Als die SMS kam, dachte ich, ich lese nicht richtig: "Um zwei Uhr unten beim alten Audi an der Birke. Pinscher."

Von Maximilian Schönherr |
    Eine Illustration: Man sieht einen Schattenriss eines Hundekopfes, einen Mann, der vor einem Auto davonläuft  und über die linke Seite des Bildes verteilt den Binärcode der Zahlen 0 und 1.
    "Ich machte Tante Annie vom Phoneshop wochenlang Vorwürfe, meinem Hund ein Smartphone geschenkt zu haben." (Hans-Jörg Brehm / epict)

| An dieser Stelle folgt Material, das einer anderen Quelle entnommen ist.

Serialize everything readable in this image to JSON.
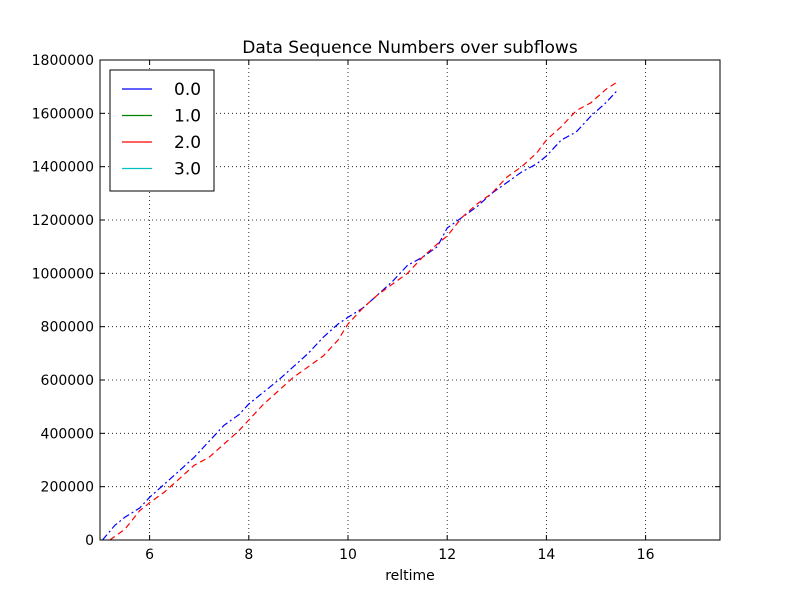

    Pinscher war mein Hund gewesen, mein verstorbener Hund, der vom 132er-Bus überfahren wurde, als er in der Hunde-VZ auf seinem Smartphone herumsurfte.
    Ich machte Tante Annie vom Phoneshop wochenlang Vorwürfe, meinem Hund ein Smartphone geschenkt zu haben. Völlig unverantwortlich! Sie sagte, auch Haustiere müssten mit der Technik gehen und lieh mir zum Trost eine Smart-Brille aus ihrem Sortiment. "Solche Datenbrillen machen dir bisschen virtuelle Realität und muntern dich auf", sagte sie.
    Im Display dieser Brille blinkte also jetzt oben links kurz nach Mittag die SMS auf:
    "Um 2 Uhr unten beim alten Audi an der Birke. Pinscher."
    Ich kannte die Stelle gut. Pinscher liebte sie, aber mich zog absolut nichts dahin, wo es kein LTE, nicht einmal 3G, höchstenfalls Edge gab.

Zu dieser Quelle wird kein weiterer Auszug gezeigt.